The Lowthers were great people in their way, and Harcourt had admission to some of the best houses in London. He was very well received in that circle in which Maude Tredethlyn had taken her place, and contrived somehow or other to be present for an hour or so at almost all of the

## parties in which she appeared; though to break away from the haunts of

Bohemianism to drop into politer life, and then return to Bohemia in the same evening, was almost as difficult as a harlequin’s jump in a pantomime. Harcourt Lowther did this, however, and did it very often; and Maude Tredethlyn, enjoying all the privileges of a matron, found herself sometimes standing amongst the statues and exotics on a crowded staircase in Tyburnia, talking with Harcourt Lowther almost as familiarly as they had talked in the old summer evenings by the quiet river.

Sometimes, looking back upon such a meeting, Maude felt inclined to be angry with Mr.

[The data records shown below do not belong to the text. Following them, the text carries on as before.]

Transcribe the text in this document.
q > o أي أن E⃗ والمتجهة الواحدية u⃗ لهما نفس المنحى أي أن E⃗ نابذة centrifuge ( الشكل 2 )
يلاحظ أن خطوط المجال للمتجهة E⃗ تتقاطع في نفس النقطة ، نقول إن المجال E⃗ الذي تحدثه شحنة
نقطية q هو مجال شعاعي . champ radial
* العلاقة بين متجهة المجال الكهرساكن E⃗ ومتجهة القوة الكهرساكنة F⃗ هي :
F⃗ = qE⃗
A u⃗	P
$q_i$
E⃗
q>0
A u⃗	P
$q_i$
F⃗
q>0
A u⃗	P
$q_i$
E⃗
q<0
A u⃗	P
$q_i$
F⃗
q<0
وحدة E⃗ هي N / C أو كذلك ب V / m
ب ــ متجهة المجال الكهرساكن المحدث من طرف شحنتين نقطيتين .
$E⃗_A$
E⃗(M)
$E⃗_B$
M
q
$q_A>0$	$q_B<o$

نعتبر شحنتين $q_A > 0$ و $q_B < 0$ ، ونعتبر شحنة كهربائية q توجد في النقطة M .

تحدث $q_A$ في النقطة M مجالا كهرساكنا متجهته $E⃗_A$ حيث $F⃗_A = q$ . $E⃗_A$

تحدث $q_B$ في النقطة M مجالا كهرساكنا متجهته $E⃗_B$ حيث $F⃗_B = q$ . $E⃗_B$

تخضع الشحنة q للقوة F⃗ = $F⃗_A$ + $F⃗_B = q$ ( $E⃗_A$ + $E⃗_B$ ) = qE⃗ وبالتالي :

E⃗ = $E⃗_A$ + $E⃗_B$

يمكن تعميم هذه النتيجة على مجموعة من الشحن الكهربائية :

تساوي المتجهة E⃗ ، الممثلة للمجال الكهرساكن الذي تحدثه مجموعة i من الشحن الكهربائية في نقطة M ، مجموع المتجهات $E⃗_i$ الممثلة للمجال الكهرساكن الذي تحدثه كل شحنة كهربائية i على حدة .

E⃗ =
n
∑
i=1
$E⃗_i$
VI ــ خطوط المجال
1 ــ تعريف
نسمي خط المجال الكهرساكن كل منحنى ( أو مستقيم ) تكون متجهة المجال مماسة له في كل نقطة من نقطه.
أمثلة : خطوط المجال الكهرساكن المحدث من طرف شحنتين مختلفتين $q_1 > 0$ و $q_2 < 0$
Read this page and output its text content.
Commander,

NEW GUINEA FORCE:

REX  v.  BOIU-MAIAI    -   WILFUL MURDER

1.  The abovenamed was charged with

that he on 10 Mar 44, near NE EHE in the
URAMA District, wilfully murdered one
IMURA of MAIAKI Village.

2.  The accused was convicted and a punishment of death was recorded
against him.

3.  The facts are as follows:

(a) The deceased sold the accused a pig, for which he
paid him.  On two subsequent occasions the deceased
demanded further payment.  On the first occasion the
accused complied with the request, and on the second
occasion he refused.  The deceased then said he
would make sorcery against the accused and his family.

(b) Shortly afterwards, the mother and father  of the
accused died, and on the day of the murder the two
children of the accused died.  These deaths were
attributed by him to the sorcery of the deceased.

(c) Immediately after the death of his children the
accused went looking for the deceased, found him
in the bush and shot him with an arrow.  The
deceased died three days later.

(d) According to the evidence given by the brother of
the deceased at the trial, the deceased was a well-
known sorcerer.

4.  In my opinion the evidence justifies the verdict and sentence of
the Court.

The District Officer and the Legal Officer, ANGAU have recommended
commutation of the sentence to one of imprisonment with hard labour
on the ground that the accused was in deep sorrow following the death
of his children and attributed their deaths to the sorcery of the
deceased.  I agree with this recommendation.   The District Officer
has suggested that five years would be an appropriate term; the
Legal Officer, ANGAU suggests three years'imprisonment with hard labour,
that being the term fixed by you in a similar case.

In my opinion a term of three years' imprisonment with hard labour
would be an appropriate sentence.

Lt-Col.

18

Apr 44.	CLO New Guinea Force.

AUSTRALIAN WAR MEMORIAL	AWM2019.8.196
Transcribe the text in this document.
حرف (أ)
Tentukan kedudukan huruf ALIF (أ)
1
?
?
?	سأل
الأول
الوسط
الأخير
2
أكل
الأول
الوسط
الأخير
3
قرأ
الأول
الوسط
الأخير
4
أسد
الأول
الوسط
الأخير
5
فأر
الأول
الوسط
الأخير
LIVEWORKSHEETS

Lowther for having taken something of the old tone; but could she blame him for the lowered accents of his voice, the subdued light in his eyes, the unconscious tenderness into which he was betrayed in those public meetings, when she remembered how nobly he kept aloof from her in her home? Never yet had he presumed upon his intimacy with the husband in order to intrude himself on the presence of the wife. What harm or danger, then, if, in crowded assemblages, he surmounted all manner of small difficulties in order to make his way to her side? What could it matter if he lingered just a little longer than others, contriving all sorts of excuses for delay? It is rather a pleasant thing for a frivolous young married woman, serene in the consciousness of her own integrity, to know that a man’s heart is breaking for her in a gentlemanly way. A word too much, a tone, a look, and Maude would have taken alarm, and fled from her old admirer as from the venomous fangs of some deadly reptile; but Harcourt Lowther knew better than to speak that word. He had his own plans, and he was carrying them out in his own way: neither by word nor look had he ever yet offended Maude Tredethlyn; but now, when he tried to cut a path for himself through the crowd about her, he found less difficulty in the progress. People began to make way for him, and it was considered a settled thing that he should be found somewhere near her. He had not offended her; he had only--compromised her.

Francis awoke before the hour at which his servant had been told to call him. The valet’s place was almost a sinecure, for the Cornishman still retained, of his old nature, the simple independent habits of a man who can wait upon himself. He got up at four o’clock, and had nearly completed his toilet, when the servant brought the soda and brandy prescribed by Harcourt Lowther.

“And if you please, sir, you were to be so good as to remember an appointment with Mr. Lowther at half-past five, and was to please to drive the mail phaeton,” said the valet, while his master drank the revivifying beverage.

“Very good,” muttered Mr. Tredethlyn, with something like a groan; “you may go and order the phaeton for five o’clock. Is Mrs. Tredethlyn at home?”

“No, sir.”

The man departed, and Francis finished dressing. He had ten minutes to spare after putting on his outer coat, and he sat down to look at the newspaper which lay ready cut on his writing-table. He took up the “Times,” but only stared vacantly at the advertisement sheet. His head still ached, in spite of a shower-bath and a vigorous application of hard hair-brushes; but his intellect was a good deal clearer than it had been before he dressed.

Suddenly, out of the advertisement sheet, vivid as the figure of Banquo at Macbeth’s uncomfortable supper-party, there arose before him a face--a wan, faded face--in a white muslin-cap.

“Great Heaven!” he cried; “I didn’t know her!”

The ghost that he had seen upon the previous night was the ghost of the woman he had so long been looking for--his cousin Susan.